I want to deploy Temporal Server (4 temporal services) on both so that each cluster has its own Temporal Server. Each temporal service will scale differently as its deployed independently and not packaged in a single container. These microservices/workers & temporal services cannot communicate to each other across DCs.
Which of these or none of these 2 options is good?
Ran a few scenarios with SetUp1 to check cross-site processing. The behaviour is not consistent.
If worker1 is down on site1, worker1 on site 2 picks up to complete the workflow and sometimes it doesn’t.
Set-up 1: Two Temporal Servers sharing 1 schema - If cross-site interaction happens due to a common schema, i.e; If a worker on site 2 can process a workflow that was initiated by site 1 then we don’t need to maintain a passive instance and HA/DR is achieved straight away incase one of the Temporal Servers or Workers go down.
Set-up 2: Two Temporal Servers having its own schema (on same physical DB) - This will not have cross-site interaction due to separate schemas. A passive instance needs to be maintained incase one of the site (either Temporal or workers or both) goes down.
All Temporal cluster nodes should be able to communicate with each other directly. So, your Set-up 1 is not going to work. I don’t understand the value of set-up 2 with the same physical DB. Why do you want to have a single point of failure in a multi-dc setup? You can run two completely independent clusters, each with its DB in this case.
If you need the ability to continue already started workflows in case of DC outage, then Temporal global namespace (multi-cluster) is the only option.
A passive instance needs to be maintained incase one of the site (either Temporal or workers or both) goes down.

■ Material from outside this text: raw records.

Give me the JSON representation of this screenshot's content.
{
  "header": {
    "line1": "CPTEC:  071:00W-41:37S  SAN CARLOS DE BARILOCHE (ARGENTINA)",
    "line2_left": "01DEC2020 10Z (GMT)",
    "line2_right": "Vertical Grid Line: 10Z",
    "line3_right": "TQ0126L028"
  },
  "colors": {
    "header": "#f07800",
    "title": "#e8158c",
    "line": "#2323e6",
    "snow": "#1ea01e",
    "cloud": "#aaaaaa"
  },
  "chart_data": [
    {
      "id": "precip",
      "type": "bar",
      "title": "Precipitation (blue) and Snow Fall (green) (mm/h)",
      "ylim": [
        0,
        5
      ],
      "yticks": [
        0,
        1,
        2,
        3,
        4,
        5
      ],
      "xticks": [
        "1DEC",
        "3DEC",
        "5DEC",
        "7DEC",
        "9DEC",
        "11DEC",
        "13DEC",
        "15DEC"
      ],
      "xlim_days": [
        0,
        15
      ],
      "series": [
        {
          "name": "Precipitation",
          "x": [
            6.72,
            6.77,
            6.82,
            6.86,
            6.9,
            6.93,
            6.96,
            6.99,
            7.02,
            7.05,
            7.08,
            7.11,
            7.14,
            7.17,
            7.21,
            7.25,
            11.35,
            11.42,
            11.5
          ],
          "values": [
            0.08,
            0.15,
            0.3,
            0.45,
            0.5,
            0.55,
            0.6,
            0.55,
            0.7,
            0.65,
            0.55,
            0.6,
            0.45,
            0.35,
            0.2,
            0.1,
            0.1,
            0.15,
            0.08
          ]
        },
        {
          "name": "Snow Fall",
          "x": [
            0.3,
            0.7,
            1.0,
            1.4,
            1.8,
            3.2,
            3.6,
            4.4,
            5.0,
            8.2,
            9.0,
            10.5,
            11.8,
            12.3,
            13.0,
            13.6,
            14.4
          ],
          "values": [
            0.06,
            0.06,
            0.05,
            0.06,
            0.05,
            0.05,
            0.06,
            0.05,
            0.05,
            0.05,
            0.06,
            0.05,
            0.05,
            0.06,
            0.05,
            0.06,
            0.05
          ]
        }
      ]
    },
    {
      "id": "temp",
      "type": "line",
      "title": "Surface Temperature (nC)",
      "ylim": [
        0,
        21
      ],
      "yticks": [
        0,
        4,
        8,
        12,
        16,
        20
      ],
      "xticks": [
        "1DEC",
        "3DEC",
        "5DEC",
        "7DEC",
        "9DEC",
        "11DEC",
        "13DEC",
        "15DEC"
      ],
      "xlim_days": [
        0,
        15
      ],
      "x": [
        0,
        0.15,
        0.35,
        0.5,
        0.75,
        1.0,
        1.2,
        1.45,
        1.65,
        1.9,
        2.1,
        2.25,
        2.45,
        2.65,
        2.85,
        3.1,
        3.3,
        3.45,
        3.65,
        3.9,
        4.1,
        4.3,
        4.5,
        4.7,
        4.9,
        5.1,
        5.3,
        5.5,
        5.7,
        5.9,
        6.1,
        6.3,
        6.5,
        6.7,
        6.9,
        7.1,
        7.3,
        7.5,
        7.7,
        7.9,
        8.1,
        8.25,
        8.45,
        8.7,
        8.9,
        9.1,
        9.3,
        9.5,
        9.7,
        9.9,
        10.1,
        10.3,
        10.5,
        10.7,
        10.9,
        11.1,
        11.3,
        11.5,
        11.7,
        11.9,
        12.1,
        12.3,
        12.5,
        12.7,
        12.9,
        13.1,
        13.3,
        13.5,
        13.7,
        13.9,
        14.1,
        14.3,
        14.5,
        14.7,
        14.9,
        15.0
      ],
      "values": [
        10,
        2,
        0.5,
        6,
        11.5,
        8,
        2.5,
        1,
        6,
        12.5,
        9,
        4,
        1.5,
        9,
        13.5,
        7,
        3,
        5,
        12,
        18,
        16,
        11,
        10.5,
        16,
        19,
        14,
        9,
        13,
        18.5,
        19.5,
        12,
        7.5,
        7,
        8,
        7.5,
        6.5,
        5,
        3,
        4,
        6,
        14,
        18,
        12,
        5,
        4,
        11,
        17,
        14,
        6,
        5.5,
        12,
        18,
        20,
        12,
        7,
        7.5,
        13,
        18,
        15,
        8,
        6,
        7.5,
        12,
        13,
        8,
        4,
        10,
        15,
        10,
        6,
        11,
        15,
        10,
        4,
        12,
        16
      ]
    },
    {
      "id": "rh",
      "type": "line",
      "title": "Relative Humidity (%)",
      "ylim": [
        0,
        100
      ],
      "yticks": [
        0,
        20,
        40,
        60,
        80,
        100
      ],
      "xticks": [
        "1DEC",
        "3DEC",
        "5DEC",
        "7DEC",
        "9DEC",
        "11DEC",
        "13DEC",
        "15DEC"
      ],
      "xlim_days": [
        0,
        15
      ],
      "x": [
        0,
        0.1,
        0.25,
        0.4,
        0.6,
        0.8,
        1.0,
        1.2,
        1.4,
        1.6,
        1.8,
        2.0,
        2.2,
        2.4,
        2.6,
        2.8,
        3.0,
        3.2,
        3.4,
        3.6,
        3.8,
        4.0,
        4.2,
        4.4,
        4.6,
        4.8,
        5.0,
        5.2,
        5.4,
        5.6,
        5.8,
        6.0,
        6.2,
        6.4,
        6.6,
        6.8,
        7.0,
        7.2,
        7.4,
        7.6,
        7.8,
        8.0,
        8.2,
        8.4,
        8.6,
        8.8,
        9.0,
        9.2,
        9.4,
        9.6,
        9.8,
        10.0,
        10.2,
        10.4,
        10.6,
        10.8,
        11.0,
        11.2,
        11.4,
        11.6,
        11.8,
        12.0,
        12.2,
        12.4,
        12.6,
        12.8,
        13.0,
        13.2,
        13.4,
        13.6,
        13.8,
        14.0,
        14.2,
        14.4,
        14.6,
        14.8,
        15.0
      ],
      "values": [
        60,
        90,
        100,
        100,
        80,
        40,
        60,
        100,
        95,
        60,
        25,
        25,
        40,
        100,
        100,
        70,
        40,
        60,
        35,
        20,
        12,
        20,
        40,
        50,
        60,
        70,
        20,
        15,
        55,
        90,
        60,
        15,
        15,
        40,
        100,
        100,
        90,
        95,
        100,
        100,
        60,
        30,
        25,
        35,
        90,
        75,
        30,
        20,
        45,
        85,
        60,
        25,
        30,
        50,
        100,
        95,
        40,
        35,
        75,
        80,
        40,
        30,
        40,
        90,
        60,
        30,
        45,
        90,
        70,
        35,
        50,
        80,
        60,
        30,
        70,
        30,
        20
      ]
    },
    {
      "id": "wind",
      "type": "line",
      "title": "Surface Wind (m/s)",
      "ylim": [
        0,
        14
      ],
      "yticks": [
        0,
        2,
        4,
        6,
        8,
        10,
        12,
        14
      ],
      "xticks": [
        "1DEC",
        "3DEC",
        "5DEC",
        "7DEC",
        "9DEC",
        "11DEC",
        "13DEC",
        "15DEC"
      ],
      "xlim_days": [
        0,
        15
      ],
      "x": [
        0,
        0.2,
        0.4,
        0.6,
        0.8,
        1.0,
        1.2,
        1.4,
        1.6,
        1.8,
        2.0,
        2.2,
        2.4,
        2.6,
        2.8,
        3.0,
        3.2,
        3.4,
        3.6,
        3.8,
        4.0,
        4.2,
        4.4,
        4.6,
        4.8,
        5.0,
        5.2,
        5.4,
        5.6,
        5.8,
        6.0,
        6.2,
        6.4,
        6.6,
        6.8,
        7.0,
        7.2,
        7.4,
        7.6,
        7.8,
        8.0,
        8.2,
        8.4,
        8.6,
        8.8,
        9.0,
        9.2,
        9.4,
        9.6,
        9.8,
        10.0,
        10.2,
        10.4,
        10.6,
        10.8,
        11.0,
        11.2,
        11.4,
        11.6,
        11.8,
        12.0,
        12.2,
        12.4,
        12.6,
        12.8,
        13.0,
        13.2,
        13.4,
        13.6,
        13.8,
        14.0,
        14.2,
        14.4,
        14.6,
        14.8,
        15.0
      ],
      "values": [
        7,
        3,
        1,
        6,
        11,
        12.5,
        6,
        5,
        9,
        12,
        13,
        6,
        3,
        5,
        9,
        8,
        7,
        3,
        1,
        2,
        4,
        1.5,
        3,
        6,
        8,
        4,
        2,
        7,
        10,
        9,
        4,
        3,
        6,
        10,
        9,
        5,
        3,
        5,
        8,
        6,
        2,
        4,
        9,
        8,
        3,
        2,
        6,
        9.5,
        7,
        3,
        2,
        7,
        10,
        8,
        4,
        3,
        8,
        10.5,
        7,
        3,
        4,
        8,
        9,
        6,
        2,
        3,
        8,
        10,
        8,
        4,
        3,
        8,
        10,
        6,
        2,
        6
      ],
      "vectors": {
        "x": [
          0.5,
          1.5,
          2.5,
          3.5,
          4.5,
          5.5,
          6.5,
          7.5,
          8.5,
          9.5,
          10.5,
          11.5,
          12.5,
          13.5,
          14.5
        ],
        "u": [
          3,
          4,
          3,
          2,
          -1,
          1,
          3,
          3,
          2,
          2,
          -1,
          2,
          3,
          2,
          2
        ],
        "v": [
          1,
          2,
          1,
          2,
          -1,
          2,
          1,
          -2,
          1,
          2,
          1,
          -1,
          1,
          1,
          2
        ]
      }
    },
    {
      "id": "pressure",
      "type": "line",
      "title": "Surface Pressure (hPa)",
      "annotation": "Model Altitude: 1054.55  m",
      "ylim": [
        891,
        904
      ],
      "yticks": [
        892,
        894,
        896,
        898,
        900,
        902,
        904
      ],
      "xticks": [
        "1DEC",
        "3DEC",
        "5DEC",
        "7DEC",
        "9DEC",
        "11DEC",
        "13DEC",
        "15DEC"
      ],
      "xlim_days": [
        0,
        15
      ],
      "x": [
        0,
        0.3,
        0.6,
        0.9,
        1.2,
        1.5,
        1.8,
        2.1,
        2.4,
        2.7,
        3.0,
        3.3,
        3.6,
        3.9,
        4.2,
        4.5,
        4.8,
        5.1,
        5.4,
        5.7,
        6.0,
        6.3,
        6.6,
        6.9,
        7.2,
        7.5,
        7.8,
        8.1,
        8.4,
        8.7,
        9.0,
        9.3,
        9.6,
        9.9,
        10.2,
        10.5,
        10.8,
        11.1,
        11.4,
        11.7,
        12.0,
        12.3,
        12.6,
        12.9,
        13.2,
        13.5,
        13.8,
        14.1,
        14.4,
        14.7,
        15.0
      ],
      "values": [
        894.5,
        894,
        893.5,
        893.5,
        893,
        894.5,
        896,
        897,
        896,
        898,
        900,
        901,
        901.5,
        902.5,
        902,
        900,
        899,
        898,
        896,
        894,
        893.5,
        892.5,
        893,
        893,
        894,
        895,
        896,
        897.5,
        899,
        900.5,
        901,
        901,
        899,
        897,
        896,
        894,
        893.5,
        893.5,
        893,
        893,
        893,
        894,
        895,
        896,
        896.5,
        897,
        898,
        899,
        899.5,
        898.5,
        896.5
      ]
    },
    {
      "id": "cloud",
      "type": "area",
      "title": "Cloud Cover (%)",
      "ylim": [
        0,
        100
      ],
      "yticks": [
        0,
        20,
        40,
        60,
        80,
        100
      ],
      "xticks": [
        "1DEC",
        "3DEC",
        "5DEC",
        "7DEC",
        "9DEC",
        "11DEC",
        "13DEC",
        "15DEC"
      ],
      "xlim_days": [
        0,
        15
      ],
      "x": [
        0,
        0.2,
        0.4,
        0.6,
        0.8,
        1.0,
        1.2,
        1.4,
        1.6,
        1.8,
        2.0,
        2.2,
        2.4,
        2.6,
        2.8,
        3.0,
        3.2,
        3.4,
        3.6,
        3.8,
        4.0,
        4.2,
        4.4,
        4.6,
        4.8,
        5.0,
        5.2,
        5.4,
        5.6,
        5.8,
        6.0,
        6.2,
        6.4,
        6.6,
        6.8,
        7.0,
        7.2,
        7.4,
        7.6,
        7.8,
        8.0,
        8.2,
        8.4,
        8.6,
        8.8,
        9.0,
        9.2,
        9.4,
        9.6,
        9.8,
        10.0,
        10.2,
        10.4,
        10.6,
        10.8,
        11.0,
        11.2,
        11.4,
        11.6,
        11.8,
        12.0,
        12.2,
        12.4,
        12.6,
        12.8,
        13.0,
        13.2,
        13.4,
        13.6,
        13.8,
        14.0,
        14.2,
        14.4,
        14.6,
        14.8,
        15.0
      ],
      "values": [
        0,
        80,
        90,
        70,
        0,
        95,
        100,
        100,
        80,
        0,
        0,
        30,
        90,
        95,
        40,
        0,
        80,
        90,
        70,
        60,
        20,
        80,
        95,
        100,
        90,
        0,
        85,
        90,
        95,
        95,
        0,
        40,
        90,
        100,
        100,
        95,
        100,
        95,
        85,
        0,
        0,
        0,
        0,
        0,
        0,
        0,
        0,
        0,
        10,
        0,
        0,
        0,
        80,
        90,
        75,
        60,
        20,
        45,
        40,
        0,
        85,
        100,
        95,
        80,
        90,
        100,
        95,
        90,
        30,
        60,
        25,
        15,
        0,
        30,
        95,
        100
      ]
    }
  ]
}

Temporal requires strong DB consistency. If data can be lost during DB failover, then the cluster can get into a corrupted state, which is not recoverable.
In set-up 2, the DB is HA in a cluster across 2 sites. Its a Dual site Master/ Multiple Standbys using Synchronous and Asynchronous streaming replication. One of the Standby in DR is cascade Standby.
Master/Standby architecture of EDB PostgreSQL does not allow for more than a single master at once.
That’s the reason to have 2 logical DB’s for 2 independent clusters.
Sorry, I’m not an expert in PostgreSQL replication. So, I don’t know if it provides the necessary consistency in case of host crashes. If it doesn’t, the cluster might get into an unrecoverable state. So please test thoroughly.
Thanks @maxim . Trying to understand why the clusters have to talk to each other? Isn’t the DB source of truth for them? In set-up1, its similar to having multiple replicas of each service?
What if in set-up1, the clusters can talk to each other with something like Skupper. Only if site1 temporal service is not available, call will go to other site.
DB is the source of truth for them, but Temporal allocates shards to history hosts. So, the direct routing to these shards is necessary. You can watch the Designing a Workflow Engine From First Principles presentation at the @Scale conference which explains the architecture of the service.